Gail Diggs, ACC

Aiken City Council member Gail Diggs looks at a fellow City Council member during a work session earlier this year.

Deer god, it's back.

After removing the matter from the agenda last month, the Aiken City Council on Monday evening is set to discuss a code amendment allowing guns to be shot inside city limits if used for permitted and apprised wildlife culls. 

The change would be effective citywide. But the topic was seemingly brought to City Council's attention by the Woodside Plantation Property Owners Association, which has complained of repeated damages to property caused by deer in the gated neighborhood.

Earlier this year, the Woodside Plantation community voted in favor of killing and harvesting deer in the area as a means of thinning the herd and thus hopefully reducing damage.

"Woodside wishes to actively manage our deer herd via the use of sharpshooting," reads a presentation included in City Council's Monday meeting packet. Doing so, though, is currently illegal in the city.

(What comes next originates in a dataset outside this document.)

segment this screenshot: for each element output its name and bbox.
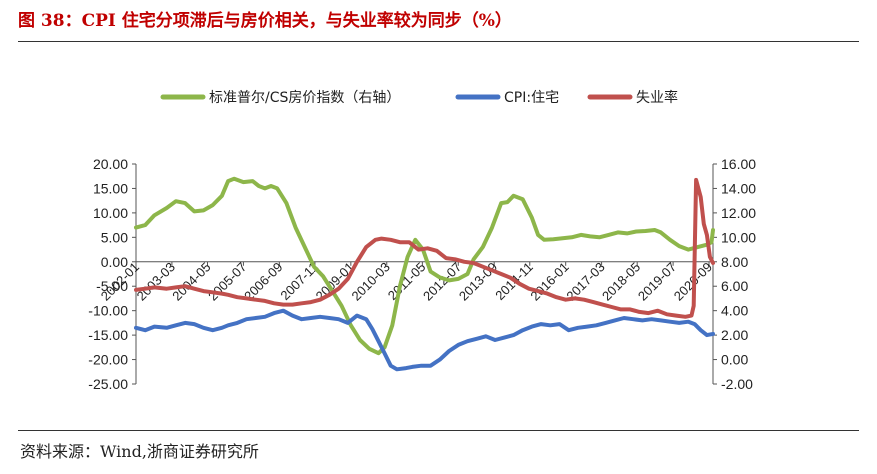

A cull like that in Aiken requires a permit from the S.C. Department of Natural Resources and additionally requires the permit be filed with the Aiken Department of Public Safety, according to amendment language prepared for City Council. Both Public Safety Chief Charles Barranco and the city's attorney, Gary Smith, have signed off on the wording.

City Council member Ed Girardeau has described prospective culls as a "supervised situation" and "not open season." Girardeau's district includes portions of the sprawling Woodside Plantation. Similarly, City Manager Stuart Bedenbaugh has emphasized that a trained, licensed team would handle the operation – not a neighborhood patrol. 

Wildlife management practices are backed by state law.

A deer-spotting survey conducted in September 2018 produced a report stating there was a "high population of deer" throughout the Woodside community.

"A deer population of this density can lead to human/deer conflicts including deer-vehicle accidents and browse damage to landscape plants," reads the report, which was handled by Folk Land Management Inc.

Deer culls are nothing revolutionary in South Carolina. Similar efforts have played out in the Lowcountry, namely around Hilton Head.

That doesn't mean they're not controversial, though. Talk of the potential change has sparked heated debates on social media, among other public forums.

City Council meets at the Municipal Building, 214 Park Ave. S.W. A work session to discuss the cull-enabling amendment will be held after an executive session, which starts at 5 p.m.

City Council member Andrea Gregory requested the work session.

City Council's regular meeting begins at 7 p.m.